You know the rest. Paak emerged as the breakout star of Compton, dropped the minor classic, Malibu, and spent most of this year blowing minds with his electric wire drumetric soul revue. His performance at Coachella was one of those instantly legendary sets that redeemed the downside of having to broil in the heat next to hordes of anthropomorphic glow sticks. Last week, I saw him open for Beyonce, which was definitely not on the itinerary the first time I met Anderson at the Dr. Robbin coffee shop in Koreatown. Sometimes, a combination of talent, perseverance, and luck finds its way through in this blighted industry. Sometimes, you wind up at Dodger Stadium, draped in blue, drumming before 55,000 ecstatic Beyhivers, crooning about how magical it was the first time you got a pair of Jordans.
This morning, Stones Throw announced that the NxWorries album, Yes Lawd!, will emerge from the catacombs on Oct. 21 — just in time for Halloween. Like “Suede,” the first song that garnered the duo attention, the latest single, “Lyk Dis” is smoother than a motherfucker. This is probably the closest thing you’d get to a Dilla and Bilal combination if they were reasonably young in 2016.

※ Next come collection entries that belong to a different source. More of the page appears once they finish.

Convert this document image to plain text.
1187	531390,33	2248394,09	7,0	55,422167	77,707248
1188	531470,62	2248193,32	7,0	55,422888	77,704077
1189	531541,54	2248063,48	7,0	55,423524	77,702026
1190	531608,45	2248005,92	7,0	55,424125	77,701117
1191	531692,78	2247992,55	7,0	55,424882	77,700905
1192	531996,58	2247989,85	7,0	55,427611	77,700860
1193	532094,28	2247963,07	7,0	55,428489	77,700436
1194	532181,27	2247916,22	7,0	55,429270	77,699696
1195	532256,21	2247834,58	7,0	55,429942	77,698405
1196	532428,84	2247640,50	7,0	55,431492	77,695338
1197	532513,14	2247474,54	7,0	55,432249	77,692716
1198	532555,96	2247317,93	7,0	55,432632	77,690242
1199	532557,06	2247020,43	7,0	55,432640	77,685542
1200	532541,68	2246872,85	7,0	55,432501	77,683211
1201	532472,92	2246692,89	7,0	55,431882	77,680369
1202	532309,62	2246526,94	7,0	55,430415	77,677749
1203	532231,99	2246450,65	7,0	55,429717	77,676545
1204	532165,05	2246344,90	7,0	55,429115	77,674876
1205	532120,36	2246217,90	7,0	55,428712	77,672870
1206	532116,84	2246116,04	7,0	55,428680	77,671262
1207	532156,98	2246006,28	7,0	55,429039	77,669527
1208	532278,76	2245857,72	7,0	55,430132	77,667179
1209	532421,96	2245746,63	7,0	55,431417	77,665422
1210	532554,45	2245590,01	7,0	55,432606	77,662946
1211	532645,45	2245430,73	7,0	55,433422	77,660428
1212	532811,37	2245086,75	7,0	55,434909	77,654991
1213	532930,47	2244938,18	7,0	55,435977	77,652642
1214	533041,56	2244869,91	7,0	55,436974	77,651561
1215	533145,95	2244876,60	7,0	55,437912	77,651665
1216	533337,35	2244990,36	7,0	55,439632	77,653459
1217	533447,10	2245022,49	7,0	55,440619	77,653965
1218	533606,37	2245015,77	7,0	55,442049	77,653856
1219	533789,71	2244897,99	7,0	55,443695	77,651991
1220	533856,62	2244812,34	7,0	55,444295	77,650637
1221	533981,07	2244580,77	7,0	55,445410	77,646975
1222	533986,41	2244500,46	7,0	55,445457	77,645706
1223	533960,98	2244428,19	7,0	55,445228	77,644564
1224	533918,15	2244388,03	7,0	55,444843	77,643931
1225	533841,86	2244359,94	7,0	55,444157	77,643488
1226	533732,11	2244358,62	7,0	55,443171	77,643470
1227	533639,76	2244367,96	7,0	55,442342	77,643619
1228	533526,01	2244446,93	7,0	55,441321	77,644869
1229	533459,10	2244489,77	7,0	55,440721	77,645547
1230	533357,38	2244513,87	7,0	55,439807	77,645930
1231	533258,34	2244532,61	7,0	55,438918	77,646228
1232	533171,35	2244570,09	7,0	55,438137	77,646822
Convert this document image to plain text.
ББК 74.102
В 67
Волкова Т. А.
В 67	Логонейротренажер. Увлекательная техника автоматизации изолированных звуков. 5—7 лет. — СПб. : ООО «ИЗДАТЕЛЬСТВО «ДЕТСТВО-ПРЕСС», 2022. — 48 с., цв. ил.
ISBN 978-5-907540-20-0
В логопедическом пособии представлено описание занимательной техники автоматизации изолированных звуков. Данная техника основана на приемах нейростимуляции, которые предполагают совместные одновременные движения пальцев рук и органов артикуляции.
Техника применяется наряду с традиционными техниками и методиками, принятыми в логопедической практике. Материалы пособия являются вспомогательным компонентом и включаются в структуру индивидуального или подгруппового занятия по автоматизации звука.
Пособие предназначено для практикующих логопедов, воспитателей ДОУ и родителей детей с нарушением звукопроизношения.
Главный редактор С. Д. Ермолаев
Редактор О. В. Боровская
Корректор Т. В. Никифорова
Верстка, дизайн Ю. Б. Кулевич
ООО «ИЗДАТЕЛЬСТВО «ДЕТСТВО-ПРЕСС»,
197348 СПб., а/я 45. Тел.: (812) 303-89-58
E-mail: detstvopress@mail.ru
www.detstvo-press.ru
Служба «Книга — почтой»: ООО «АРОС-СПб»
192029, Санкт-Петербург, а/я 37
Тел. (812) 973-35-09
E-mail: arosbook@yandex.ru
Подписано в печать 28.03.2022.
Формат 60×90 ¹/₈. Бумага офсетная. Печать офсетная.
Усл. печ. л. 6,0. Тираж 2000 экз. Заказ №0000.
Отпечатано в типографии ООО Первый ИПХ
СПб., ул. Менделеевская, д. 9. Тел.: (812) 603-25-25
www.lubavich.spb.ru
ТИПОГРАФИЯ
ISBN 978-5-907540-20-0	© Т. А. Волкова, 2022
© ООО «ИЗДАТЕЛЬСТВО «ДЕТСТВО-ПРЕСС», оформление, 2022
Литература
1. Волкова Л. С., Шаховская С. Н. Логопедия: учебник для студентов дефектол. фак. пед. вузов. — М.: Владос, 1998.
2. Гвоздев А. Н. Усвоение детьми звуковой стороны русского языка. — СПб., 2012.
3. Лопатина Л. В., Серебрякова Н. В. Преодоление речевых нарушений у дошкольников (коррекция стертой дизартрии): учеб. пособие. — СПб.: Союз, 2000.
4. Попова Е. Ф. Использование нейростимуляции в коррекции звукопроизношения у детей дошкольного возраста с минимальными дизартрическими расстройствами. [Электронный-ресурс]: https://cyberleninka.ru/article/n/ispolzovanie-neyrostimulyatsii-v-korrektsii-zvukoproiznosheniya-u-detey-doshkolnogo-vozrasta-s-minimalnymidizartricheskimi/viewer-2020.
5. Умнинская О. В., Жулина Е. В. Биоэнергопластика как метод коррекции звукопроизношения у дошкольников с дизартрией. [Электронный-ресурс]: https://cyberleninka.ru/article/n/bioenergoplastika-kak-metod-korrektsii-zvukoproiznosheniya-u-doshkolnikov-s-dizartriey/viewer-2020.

It’s a great song because it seems so simple. Just create a loop, some drums with butter-on-toast crispness, and a red velvet voiced lead singer and you’d ostensibly have the recipe for a hit. But there’s a quiet mastery here. Anderson has the gift of writing obscene lyrics with a genuine decency, never extending into vocal histrionics, letting the beat build like an all-star basketball player scoring his points in the flow of the game. He never forces his shot. There are requisite lyrical cliches but they feel chopped up into something new. S series of one liners that you know you’ve heard before, but never fail to work. Smoothness you can’t teach. It’s suede or silk or immaculate soul.